Indians consider their health care system to be unduly costly and riven by unethical practices. Doctors, who play a key role in this set-up, are seen as one of its main beneficiaries. But a recent survey has revealed a high degree of burnout and dissatisfaction among them. How is it that those who are seen to be doing well for themselves remain unhappy?
The survey (conducted by Dr Deepak Langade and others, published in Cureus) has found that, under the three components that go into determining the level of burnout, 45 per cent feel emotionally exhausted, as high as 66 per cent feel depersonalised vis-à-vis patients, and only 26 per cent feel satisfied with their calling. These results are similar to those of earlier studies in India and other countries, the exception being Europe where the burnout rate is lower. As in other countries, burnout levels in India are higher among female doctors. Burnout levels rise with age and experience. Academics have lower burnout levels but also low job satisfaction. One problem with the study is most of the respondents are from one state, Maharashtra.
I checked out these results with a senior manager of a corporate hospital and an active private practitioner who also helps run a successful non-profit hospital that funds its own expansion. In private hospitals, work imperatives for doctors depend on whether they are part time consulting specialists who bring in their own patients and get a percentage of their revenue spend or are regular employees earning a salary. The former will be more revenue driven. The trend in the country is to move away from this system, with around 70 per cent of doctors in private hospitals now salaried employees.
With patients increasingly opting for hospital brands rather than a particular specialist, a salaried doctor’s performance and bonus depend on how good a cog his is in the system. (One hospital can focus single mindedly on revenue whereas another can say, let’s certainly make money but also have a good brand name.) Hospitals are increasingly trying to minimise a patient’s stay and maximising revenue per day. A doctor’s ability to handle complex cases and how much of revenue can be traced to him influence the bonus he gets. The good news is that today’s young doctors are more like corporate executives who do a good nine-to-five job and also take out some time for the family. This should lower chances of burnout.

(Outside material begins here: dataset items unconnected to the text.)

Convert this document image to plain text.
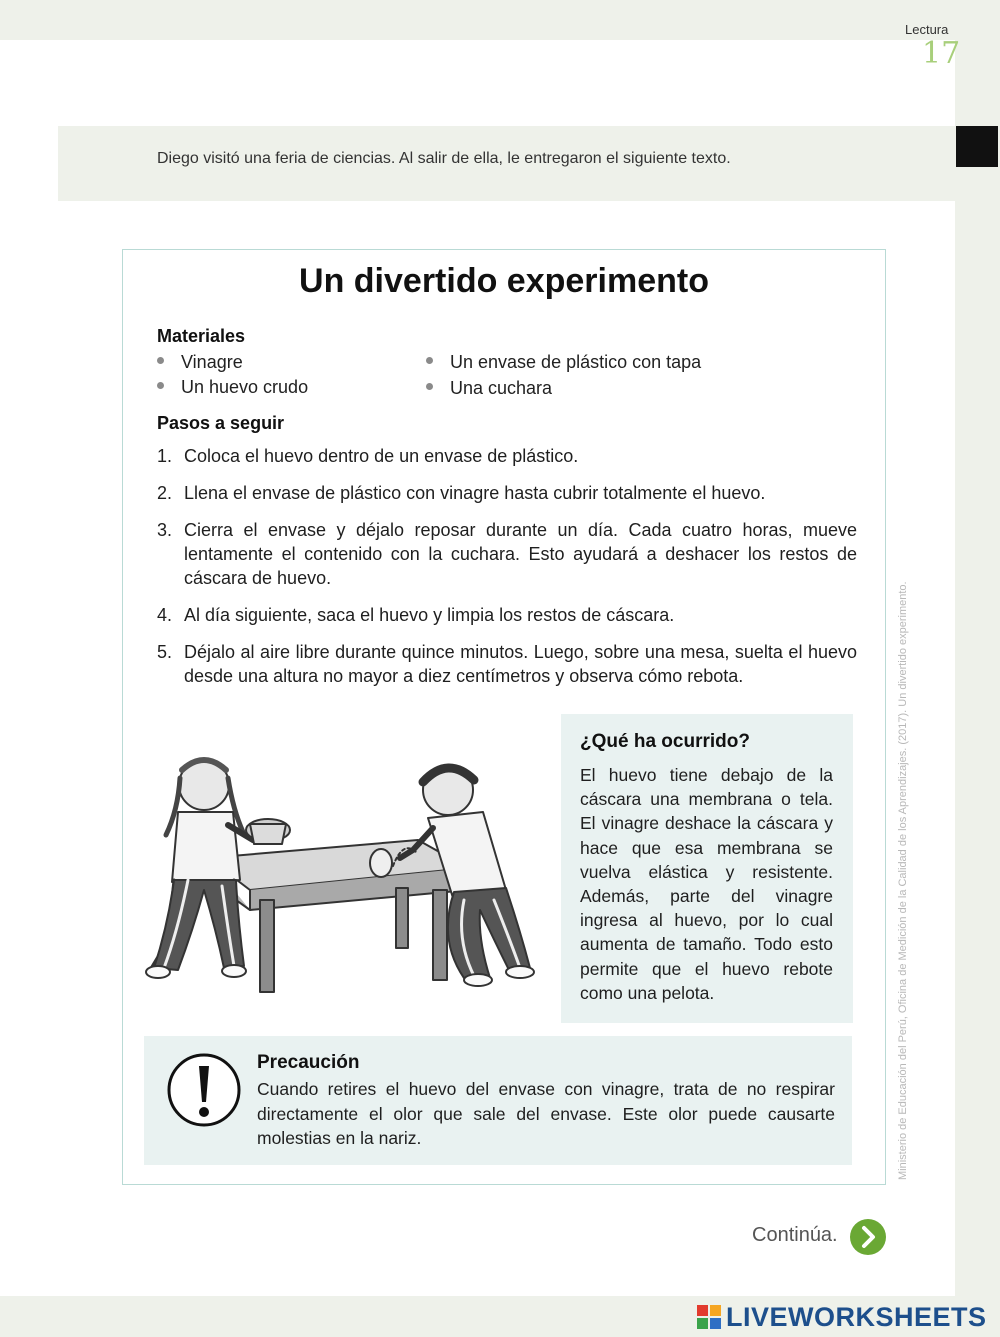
Lectura
17
Diego visitó una feria de ciencias. Al salir de ella, le entregaron el siguiente texto.
Un divertido experimento
Materiales
Vinagre
Un huevo crudo
Un envase de plástico con tapa
Una cuchara
Pasos a seguir
1. Coloca el huevo dentro de un envase de plástico.
2. Llena el envase de plástico con vinagre hasta cubrir totalmente el huevo.
3. Cierra el envase y déjalo reposar durante un día. Cada cuatro horas, mueve lentamente el contenido con la cuchara. Esto ayudará a deshacer los restos de cáscara de huevo.
4. Al día siguiente, saca el huevo y limpia los restos de cáscara.
5. Déjalo al aire libre durante quince minutos. Luego, sobre una mesa, suelta el huevo desde una altura no mayor a diez centímetros y observa cómo rebota.
¿Qué ha ocurrido?
El huevo tiene debajo de la cáscara una membrana o tela. El vinagre deshace la cáscara y hace que esa membrana se vuelva elástica y resistente. Además, parte del vinagre ingresa al huevo, por lo cual aumenta de tamaño. Todo esto permite que el huevo rebote como una pelota.
Precaución
Cuando retires el huevo del envase con vinagre, trata de no respirar directamente el olor que sale del envase. Este olor puede causarte molestias en la nariz.	Ministerio de Educación del Perú, Oficina de Medición de la Calidad de los Aprendizajes. (2017). Un divertido experimento.
Continúa.
LIVEWORKSHEETS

Burnout is most likely for a resident graduate who never got a postgraduate seat and always remained a resident. A major cause of burnout is becoming obsolescent in knowledge and skill. These explain why disaffection grows with age. Doctors in teaching hospitals tend to keep greater track of what is appearing in leading medical journals and this may explain the lower burnout among them. But most simply depend on what a medical representative tells them.
With medical science becoming more and more technology driven and a well-equipped modern speciality hospital needing huge capital investment, the best way to remain a good doctor is to be attached to a good (read well-funded and -equipped) hospital. As for independent specialists, they face severe professional downside once they fall out of a referral “chain”.
A burnout is a welfare loss for society (one more doctor becoming good for nothing). Welfare is also not maximised when patients end up spending more than what they need to. Patient spending is driven by private health care’s business model making it imperative to maximise patient spend. Can you have a business model which maximises investor returns while maximising patient satisfaction and its corollary, minimising patient spend?
All doctors are agreed that patients and their relatives too often rush to suspecting negligence on an adverse outcome. This has made doctors unduly cautious, prompting them to recommend unnecessary diagnostic tests. It is absurd to recommend a brain CT scan for a headache but there will be one case in a thousand in which the riddle could have been cracked early only by a CT scan. That apart, today in India, doctors almost mechanically reach for pen and paper to list a whole set of diagnostic tests without trying to use clinical skills for initial diagnosis. While decline of clinical skills is now a global phenomenon, in developed countries load on health care systems is being increasingly managed by the nurse practitioner, the first point of contact, going by established protocols for given symptoms. The nurse practitioner is non-existent in India because of lobbying against the idea by the private practitioners’ trade union, Indian Medical Association. Decision makers, from ministers to senior judges, are emotionally very dependent on their doctors and go by their perception of what is good for society.
One way to minimise patient cost can be through a slab system of tax. Let the tax rate go up progressively as bed charges or operation theater charges go up. Another is for a hospital to have internal protocols based on physical parameters and patient/relatives interviews, which try to transparently judge if a patient has received value for money or not.
Protocols apart, what really matters is having faith in your doctor who is conscientious and honest. One of my informants tells me that in their estimation, around 15-20 per cent of Indian doctors can be so described. If you can’t requisition morality then you can at least try to have the right institutional set-up. There is a clue in Europe having a lower rate of burnout. It also has the best public health services in the world. If the latter deliver then certain social norms are set and private health care behaves itself because of the nature of competition. This is partially true in Kerala and Tamil Nadu; with the old Andhra region and Karnataka one step behind.
My informant, who helps a non-profit, has another idea. Entrepreneurs in health care can try to aim for a bit less than maximum returns, be social entrepreneurs just a wee bit. If doctors see owners settle for a bit less, then they will also do so. Burnout happens when a doctor loses meaning in life. Bank balance helps but the best sleeping pill is knowing there is a sense of gratitude among your patients.